Of what avail are wings to him who is fast bound in iron fetters? He
is compelled only the more fearfully to despair. I lay, like Faffner
by his treasure, far from every consolation, starving in the midst
of my gold. But my heart was not in it; on the contrary, I cursed it,
because I saw myself through it cut off from all life. Brooding over
my gloomy secret alone, I trembled before the meanest of my servants,
whom at the same time I was forced to envy, for he had a shadow; he
might show himself in the sun. I wore away days and nights in solitary
sorrow in my chamber, and anguish gnawed at my heart.

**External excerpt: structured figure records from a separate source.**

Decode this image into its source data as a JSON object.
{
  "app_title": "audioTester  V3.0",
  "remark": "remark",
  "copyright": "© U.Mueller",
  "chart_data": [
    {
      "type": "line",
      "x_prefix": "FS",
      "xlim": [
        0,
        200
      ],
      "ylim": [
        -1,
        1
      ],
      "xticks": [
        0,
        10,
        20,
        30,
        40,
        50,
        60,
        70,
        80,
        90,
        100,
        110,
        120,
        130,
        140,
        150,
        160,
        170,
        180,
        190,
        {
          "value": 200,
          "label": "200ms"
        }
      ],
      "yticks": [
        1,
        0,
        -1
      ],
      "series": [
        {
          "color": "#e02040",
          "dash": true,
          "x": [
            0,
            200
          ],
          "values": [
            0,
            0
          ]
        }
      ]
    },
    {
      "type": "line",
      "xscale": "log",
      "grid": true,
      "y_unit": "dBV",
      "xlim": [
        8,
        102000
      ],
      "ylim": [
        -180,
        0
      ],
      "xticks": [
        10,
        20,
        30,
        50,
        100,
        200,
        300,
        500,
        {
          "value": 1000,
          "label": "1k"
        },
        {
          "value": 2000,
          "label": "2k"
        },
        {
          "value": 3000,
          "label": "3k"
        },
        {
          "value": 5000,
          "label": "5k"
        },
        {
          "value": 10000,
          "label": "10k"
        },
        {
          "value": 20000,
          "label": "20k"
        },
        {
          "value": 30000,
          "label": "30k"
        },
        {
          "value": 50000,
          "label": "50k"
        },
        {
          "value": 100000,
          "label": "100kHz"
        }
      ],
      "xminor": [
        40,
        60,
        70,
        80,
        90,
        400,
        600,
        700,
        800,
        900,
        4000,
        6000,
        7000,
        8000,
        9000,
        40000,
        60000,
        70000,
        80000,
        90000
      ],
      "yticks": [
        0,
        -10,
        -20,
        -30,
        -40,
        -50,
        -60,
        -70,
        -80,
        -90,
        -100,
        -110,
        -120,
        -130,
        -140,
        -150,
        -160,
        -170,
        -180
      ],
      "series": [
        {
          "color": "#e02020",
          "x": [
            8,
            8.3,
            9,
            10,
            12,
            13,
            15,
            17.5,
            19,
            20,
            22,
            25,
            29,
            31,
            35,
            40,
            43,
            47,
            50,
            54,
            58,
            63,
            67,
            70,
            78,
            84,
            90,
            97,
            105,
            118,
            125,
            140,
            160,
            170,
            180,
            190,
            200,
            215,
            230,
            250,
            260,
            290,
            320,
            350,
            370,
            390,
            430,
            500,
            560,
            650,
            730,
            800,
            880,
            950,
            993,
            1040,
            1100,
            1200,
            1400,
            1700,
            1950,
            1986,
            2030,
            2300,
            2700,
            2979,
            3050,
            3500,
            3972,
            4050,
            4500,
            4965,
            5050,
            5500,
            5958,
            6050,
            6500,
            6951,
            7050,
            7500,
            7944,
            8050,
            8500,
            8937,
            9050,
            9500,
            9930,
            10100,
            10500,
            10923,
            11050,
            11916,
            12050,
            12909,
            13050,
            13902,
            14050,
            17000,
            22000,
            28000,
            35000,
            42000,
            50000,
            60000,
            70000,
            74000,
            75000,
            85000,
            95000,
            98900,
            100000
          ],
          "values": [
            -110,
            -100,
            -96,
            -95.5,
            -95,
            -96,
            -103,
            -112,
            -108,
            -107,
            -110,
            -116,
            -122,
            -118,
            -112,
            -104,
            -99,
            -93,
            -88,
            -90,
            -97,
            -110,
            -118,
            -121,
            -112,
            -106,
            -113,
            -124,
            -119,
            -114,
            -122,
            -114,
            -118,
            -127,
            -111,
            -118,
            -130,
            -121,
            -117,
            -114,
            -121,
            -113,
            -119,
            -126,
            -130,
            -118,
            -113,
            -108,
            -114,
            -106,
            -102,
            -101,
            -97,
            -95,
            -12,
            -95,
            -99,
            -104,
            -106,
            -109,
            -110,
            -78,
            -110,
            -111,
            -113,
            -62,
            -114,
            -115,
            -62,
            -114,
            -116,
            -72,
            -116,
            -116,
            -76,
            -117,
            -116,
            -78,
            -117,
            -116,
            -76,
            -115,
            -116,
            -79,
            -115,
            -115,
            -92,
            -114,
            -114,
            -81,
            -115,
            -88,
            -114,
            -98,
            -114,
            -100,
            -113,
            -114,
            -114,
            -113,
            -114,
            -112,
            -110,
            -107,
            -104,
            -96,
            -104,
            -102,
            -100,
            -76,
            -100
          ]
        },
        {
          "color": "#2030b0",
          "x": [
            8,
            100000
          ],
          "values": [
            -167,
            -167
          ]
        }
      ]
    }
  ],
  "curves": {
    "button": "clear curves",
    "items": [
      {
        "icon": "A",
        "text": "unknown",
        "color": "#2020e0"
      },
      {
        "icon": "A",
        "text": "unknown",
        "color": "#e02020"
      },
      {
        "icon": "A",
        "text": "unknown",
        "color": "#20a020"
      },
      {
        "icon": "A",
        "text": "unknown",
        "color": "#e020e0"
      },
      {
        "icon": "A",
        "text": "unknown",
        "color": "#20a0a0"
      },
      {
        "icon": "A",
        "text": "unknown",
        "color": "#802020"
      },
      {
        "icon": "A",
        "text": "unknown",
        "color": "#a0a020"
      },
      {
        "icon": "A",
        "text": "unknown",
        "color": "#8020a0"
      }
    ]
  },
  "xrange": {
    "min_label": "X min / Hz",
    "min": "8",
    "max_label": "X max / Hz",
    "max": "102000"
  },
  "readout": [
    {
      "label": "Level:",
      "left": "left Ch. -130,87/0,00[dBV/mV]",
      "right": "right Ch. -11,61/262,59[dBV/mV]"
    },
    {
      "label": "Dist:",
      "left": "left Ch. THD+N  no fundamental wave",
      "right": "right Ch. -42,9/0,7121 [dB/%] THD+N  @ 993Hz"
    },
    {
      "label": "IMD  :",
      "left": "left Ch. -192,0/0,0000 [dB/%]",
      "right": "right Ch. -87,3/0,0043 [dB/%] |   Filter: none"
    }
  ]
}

There was another who pined away before my eyes; my faithful Bendel
never ceased to torture himself with silent reproaches, that he
had betrayed the trust reposed in him by his master, and had not
recognized him after whom he was dispatched, and with whom he must
believe that my sorrowful fate was intimately interwoven. I could not
lay the fault to his charge; I recognized in the event the mysterious
nature of the Unknown.
That I might leave nothing untried, I one time sent Bendel with a
valuable brilliant ring to the most celebrated painter of the city,
and begged that he would pay me a visit. He came. I ordered my people
to retire, closed the door, seated myself by the man, and, after I had
praised his art, I came with a heavy heart to the business, causing
him before that to promise the strictest secrecy.